Most QD algorithms, including the seminal MAP-Elites algorithm, follow the same steps. First, a behavior or feature space is defined, which will be used to store solutions. Each cell in this grid represents a different type of solution. This space can first be filled up with random solutions, putting each random solution into its corresponding bin. The first algorithmic step is to sample from this space, usually sampling multiple different solutions at once.

QD step 1

In the above image, which uses a video from the excellent QDAC article, an example behavior is sampled from the archive. The archive could be organized based on the use of each leg, for example, so this controller would come from a corner representing high usage of one leg and low usage of another. Most QD algorithms sample multiple solutions at once and do the following steps in parallel.

The next step is to modify the solution. This can be done in a random way, like randomly changing a parameter in a model, but it can also be done in an informed way. Methods like PGA-ME use reinforcement learning to modify the solutions. This modification step produces new solutions which may exhibit new behaviors.

QD step 2

The new solutions are then evaluated in whatever problem environment they’re intended for. This evaluation needs to return two pieces of information: how good the solution is (quality), and a description of how it worked (for diversity). That information will be used to put it into the archive, where it will be compared to other similar solutions.

QD step 3

This process is then repeated, until a sufficient diversity is found, the process stops exploring, or the user running the process simply decides to end it. Each iteration will select behaviors which will be modified, leading to more new behaviors, which will be added to the behavior space, and so on. The goal is to cover this behavior space as much as possible using this iterative process.

QD step 4

MAP-Elites was developed in 2015 and since then, there have been many improvements, modifications, and new QD algorithms proposed. These enhancements range from different methods of dividing the solution space to incorporating more sophisticated variation and selection techniques. They are now used in robotics for developing diverse repertoires of behaviors, in engineering for generating varied aerodynamic shapes, and even in creative fields like video game design. QD algorithms have also expanded beyond traditional evolutionary computation, using gradient-based methods instead. All of these QD methods share a similar philosophy, though, which is that a set of diverse solutions is better than a single one.

The value of diversity

It is this underlying philosophy of QD — searching explicitly for a diversity of good solutions — that I want to highlight. Many optimization methods, like those used in machine learning, often aim for a single model, but there’s great value in diversity. For example, many different large language models have now been trained and made available. Those models are somewhat diverse due to the different datasets and different architectures used. This diversity has been helpful for model merging methods, which aggregate different models into one. But this diversity wasn’t intentional, just the result of different teams and companies doing a similar task. Instead of letting this diversity arise spontaneously, why not explicitly seek it?

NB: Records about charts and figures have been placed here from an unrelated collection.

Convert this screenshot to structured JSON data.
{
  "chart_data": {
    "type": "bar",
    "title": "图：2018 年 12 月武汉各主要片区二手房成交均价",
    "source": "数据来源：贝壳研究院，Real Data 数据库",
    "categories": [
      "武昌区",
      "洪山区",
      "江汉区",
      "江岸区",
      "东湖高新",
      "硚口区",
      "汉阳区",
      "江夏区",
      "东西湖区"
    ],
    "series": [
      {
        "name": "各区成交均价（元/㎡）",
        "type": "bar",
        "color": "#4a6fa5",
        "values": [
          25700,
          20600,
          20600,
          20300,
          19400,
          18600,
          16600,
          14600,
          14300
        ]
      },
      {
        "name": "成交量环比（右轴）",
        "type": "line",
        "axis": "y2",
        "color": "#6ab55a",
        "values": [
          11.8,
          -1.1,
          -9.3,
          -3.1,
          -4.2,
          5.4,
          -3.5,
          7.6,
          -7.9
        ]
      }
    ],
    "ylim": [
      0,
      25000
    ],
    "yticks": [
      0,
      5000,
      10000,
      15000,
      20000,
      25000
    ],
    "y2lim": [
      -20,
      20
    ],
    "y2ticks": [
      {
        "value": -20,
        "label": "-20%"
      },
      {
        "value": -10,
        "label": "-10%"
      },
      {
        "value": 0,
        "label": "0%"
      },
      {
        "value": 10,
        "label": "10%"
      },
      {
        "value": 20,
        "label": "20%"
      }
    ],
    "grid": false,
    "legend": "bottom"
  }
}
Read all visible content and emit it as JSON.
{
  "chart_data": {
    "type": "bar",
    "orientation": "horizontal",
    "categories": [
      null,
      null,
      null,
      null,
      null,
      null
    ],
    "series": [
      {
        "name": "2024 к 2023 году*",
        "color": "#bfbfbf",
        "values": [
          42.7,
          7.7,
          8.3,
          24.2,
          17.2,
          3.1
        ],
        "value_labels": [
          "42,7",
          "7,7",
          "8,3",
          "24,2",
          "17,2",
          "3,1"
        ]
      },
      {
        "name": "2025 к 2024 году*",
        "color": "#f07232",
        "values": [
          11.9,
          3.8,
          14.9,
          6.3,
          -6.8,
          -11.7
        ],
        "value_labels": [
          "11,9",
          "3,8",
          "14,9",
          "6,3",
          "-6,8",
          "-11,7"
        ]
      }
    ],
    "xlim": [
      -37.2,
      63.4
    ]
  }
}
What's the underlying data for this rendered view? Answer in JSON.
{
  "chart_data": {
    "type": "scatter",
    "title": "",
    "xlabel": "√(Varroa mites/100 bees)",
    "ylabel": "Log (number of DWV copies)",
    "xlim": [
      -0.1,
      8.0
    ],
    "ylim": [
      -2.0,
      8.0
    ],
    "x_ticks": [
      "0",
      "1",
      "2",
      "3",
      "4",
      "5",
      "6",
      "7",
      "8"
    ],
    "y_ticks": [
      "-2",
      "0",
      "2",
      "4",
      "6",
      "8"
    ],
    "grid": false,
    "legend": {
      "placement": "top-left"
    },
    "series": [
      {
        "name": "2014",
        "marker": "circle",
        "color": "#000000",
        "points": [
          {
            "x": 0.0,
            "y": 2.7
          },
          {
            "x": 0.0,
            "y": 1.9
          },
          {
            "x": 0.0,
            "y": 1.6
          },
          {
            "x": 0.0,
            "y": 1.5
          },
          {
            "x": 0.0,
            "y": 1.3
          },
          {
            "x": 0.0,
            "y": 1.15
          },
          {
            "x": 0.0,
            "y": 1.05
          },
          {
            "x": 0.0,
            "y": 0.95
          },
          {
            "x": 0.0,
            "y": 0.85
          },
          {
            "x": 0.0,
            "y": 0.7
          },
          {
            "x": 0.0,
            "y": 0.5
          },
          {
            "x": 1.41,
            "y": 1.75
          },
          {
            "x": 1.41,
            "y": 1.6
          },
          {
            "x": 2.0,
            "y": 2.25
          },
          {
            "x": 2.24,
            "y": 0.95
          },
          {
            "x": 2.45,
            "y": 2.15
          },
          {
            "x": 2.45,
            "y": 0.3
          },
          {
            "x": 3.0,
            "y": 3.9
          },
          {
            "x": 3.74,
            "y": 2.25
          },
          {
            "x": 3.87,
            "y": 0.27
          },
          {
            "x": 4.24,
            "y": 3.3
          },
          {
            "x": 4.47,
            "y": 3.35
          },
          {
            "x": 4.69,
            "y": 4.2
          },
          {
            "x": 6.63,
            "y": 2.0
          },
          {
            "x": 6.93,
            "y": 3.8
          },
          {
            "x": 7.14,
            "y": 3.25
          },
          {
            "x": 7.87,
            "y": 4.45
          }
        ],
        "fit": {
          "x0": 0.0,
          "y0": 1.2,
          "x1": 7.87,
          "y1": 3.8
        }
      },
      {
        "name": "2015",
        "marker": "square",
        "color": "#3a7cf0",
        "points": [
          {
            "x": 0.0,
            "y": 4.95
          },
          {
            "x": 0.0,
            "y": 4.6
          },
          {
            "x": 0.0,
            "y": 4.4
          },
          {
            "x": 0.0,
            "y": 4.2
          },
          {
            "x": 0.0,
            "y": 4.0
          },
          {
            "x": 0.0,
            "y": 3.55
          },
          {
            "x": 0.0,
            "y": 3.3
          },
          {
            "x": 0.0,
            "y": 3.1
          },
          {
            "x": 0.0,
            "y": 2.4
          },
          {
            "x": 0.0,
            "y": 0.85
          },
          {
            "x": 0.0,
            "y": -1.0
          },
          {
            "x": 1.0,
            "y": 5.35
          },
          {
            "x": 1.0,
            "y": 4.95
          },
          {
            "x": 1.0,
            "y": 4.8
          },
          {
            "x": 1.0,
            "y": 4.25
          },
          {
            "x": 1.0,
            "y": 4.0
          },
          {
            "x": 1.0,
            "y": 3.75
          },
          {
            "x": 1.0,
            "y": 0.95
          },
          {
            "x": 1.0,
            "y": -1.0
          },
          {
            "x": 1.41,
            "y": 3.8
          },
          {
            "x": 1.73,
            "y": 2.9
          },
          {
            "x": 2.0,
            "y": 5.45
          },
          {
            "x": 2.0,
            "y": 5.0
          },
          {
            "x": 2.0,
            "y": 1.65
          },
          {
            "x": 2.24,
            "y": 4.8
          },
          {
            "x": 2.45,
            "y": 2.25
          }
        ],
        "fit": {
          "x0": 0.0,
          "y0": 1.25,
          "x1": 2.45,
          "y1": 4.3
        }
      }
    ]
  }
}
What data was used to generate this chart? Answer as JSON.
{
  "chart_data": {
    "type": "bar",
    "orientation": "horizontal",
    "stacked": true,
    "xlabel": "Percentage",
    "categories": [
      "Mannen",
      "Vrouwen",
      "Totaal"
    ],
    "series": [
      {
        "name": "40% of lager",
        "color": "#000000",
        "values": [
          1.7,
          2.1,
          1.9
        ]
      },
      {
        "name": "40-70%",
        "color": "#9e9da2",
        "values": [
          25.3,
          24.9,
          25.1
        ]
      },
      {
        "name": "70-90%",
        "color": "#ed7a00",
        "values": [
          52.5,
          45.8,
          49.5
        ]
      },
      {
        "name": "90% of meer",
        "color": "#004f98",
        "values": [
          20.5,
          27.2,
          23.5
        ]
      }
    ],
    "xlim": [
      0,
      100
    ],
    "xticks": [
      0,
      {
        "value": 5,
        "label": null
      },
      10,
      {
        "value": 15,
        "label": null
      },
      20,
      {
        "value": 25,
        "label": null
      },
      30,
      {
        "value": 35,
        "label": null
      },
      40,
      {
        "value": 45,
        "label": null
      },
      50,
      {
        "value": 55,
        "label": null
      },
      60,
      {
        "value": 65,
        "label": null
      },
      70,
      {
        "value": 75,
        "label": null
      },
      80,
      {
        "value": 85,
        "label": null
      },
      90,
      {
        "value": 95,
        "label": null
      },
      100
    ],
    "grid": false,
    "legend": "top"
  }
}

QD can enhance robustness and adaptability, providing a suite of solutions tailored to different scenarios rather than a one-size-fits-all solution. By shifting our focus from finding a single best solution to exploring a diverse array of high-quality solutions, we open up new possibilities for innovation and problem-solving. Whether in engineering, robotics, or machine learning, the search for a diverse set of solutions can be a more comprehensive and adaptable approach.